- Born: 3 April 1962 (age 64) Coochbehar India
- Allegiance: India
- Branch: Indian Army
- Rank: Colonel
- Unit: Rajput Regiment
- Commands: CO of 26 Rajput
- Education: Sainik School purulia National Defence Academy Indian Military Academy

= Avijit Misra =

Indian Army officer (born 1962)

 Avijit Misra (born 3 April 1962) is an Indian Army colonel from Pandapara, Kalibari, Jalpaiguri, West Bengal. In April 2012, he shot to national limelight in India when the Kolkata bench of the Armed Forces Tribunal acquitted him of all charges earlier decided by a general court martial in 2006.
The Armed Forces Tribunal, Kolkata Bench, also ordered that Misra be reinstated.
An officer of 26 Rajput Regiment, Colonel Misra was fired from service and sent to
one year rigorous imprisonment for the crime—blowing the whistle over problems in the unit, while he was posted at the sensitive Zimithang sector, Arunachal Pradesh, on the Sino-Indian border in 2003.

== Early life and education==

Avijit Misra comes from Pandapara in Jalpaiguri district in the Indian state of West Bengal. He was born in Cooch Behar. His father Prakash Chandra Misra was a central government gazetted officer in Customs and Central Excise. Misra was educated at Sainik School Purulia.

==Military career==

Misra was commissioned into the 16th Battalion of the Rajput Regiment in 1982. He is a graduate of Defence Services Staff College at Wellington and a post-graduate in Defence & Strategic Studies from Chennai University. He has served in Sikkim, J&K and Arunachal Pradesh and fought in counter-insurgency operations in J&K and North East.
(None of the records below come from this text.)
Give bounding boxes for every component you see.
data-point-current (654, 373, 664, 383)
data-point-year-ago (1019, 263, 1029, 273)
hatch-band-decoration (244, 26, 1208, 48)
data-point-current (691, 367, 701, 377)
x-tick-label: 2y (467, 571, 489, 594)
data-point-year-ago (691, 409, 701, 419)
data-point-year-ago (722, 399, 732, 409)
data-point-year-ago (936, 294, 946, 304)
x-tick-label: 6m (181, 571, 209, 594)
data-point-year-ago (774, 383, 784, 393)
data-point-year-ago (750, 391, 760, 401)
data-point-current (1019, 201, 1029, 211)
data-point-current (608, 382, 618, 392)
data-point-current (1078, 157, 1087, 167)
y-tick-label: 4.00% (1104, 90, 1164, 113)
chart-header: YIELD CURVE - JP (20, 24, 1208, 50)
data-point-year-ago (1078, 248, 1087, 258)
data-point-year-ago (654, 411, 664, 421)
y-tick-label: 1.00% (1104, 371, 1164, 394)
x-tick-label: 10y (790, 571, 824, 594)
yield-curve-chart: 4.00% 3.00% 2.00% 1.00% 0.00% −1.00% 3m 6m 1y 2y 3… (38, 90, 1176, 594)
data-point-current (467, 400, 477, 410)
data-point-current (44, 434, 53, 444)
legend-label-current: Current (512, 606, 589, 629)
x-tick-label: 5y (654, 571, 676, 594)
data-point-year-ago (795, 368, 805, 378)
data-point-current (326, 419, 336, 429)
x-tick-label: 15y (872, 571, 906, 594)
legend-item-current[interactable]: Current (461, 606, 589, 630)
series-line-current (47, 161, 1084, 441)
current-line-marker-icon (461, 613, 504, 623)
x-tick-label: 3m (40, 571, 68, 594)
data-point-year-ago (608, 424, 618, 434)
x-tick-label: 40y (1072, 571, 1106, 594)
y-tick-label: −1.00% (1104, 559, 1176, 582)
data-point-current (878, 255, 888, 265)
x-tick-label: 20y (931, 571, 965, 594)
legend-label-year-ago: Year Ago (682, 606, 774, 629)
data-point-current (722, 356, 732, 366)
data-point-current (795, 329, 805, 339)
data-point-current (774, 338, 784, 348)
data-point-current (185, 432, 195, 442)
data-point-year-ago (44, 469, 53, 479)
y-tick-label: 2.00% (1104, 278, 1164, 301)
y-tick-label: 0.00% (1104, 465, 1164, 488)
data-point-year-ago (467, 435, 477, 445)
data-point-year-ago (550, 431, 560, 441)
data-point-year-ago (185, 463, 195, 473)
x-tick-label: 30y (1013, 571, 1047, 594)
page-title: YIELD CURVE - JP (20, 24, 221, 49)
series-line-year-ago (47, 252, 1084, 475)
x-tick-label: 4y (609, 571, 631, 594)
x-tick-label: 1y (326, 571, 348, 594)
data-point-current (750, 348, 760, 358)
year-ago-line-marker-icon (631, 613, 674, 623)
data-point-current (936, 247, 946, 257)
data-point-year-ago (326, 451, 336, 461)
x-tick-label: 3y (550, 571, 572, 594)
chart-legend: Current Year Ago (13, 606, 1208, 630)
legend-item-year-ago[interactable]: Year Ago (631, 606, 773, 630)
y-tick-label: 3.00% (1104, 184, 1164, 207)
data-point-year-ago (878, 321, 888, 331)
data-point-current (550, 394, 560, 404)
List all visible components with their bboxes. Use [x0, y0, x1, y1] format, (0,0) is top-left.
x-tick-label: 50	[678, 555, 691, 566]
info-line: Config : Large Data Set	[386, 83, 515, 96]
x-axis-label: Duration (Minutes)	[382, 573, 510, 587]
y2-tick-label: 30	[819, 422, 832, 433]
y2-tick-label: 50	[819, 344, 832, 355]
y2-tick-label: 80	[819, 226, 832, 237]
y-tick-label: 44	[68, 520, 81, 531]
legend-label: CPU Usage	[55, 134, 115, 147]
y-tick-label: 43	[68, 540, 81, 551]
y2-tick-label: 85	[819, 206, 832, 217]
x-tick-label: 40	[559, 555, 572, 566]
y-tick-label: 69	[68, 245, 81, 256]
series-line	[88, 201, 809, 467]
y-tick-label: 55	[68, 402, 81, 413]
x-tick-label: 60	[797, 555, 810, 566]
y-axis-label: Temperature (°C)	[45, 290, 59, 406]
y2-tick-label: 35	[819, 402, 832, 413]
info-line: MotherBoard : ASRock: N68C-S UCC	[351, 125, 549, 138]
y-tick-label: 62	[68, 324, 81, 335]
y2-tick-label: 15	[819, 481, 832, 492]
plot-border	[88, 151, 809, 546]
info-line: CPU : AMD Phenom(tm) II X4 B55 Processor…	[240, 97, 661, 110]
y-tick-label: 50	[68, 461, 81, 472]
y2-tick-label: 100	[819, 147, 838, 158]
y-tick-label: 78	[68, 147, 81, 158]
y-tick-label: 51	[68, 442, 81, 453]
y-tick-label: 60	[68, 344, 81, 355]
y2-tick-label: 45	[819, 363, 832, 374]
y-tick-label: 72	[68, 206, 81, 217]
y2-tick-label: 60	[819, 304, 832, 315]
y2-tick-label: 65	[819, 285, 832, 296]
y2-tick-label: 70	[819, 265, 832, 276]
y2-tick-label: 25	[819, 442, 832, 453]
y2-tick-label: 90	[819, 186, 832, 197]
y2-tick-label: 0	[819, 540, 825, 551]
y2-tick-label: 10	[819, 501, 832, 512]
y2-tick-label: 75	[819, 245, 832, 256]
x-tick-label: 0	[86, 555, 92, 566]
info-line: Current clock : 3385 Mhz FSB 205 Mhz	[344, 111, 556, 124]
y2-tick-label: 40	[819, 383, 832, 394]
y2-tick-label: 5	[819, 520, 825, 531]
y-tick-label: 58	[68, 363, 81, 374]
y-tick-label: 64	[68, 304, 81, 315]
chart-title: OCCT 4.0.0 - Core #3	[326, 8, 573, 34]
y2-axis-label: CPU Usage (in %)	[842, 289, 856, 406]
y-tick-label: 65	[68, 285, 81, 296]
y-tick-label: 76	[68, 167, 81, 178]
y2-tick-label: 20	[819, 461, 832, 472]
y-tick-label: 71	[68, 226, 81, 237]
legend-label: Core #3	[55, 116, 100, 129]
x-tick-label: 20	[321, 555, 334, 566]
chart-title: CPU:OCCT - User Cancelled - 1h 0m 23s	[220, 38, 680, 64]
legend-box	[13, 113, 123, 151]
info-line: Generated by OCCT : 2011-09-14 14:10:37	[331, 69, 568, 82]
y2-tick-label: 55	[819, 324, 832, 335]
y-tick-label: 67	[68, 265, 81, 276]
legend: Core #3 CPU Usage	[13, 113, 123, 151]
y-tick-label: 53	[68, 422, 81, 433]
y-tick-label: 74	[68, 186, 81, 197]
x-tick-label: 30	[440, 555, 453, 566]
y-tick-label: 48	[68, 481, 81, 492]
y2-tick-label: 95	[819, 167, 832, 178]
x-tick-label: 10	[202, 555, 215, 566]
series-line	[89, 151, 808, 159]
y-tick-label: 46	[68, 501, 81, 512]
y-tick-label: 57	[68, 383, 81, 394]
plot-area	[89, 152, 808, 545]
He has excelled in professional courses, being awarded A/Instructor's grading.

During his career, he served in various positions:

- General Staff Officer - 1 (Operations) of first Armoured Division
- General Staff Officer - 1 (Intelligence) at Fort William.
- Instructor in Infantry School, MHOW Instructor Class 'B' in Anti Tank Guided Missile Group and Tactics Wing

==Honours and awards ==

Awarded Chief of Army Staff Commendation Card for Gallantry in 1997.

==Role as whistleblower and general court martial==

On being promoted to colonel, Misra commanded the 26 RAJPUT in Operation PARAKRAM in the Western theatre and in the Zimithang Sector in Arunachal Pradesh. This included the sensitive Namkha Chu valley that triggered the 1962 Sino-Indian conflict.

On inducting with his battalion at Zimithang in 2003, Colonel Misra, as the Commanding Officer of the 26 RAJPUT, noticed several aspects that impacted operational and administrative imperatives of his battalion, so he decided to raise his concerns with his brigade headquarters.
These issues pertained to crumbling defences; the poor state of habitat of his troops; deficiency of mechanical transport affecting operational efficiency; excessive commitment of battalion manpower on sundry guards and duties which negated his capacity to maintain mandated operational reserves; supply of inferior quality of ration to his men besides, deduction of troops' ration at the Supply Depot and continual demand on regimental and public funds of his battalion, etc. To address these issues on priority, he commenced writing to his immediate superior, not realizing that doing his duty would lead to a court martial.

A general court martial was conducted wherein false complaints were lodged against him through a subordinate of his, which eventually led to his court martial in 2005. Col. Avijit Misra was not allowed to defend himself against these charges on purpose, and at the end of a speedy trial was convicted and sentenced to be cashiered and suffer one year of rigorous imprisonment.
On being released from prison in 2006, desolate and penniless, he took it upon himself to fight for his honour.
In 2007, he met the noted human rights activist and lawyer Ms Maitrayee Trivedi Dasgupta, who took up his cause pro bono.

== Acquittal by Armed Forces Tribunal and reinstatement as colonel ==

The case created national media attention, and in a landmark judgement, the Kolkata Bench of the Armed Forces Tribunal overturned the verdict of the court martial and ruled on 17 April 2012 that Col. Avijit Misra stood honourably acquitted of all charges and would be reinstated in service with all consequential benefits.

The Armed Forces Tribunal gave the Army 90 days to implement its order. The jail term and court martial record was to be removed from his service history. However, the Ministry of Defence challenged the AFT's order in the Supreme Court in 2012. After a few hearings, the case was finally disposed of by the Supreme Court on 27 April 2016. However, Col Misra would have been due for superannuation on April 30, 2016, had he been in service. Therefore, the case presented a curious challenge for the Army Headquarter.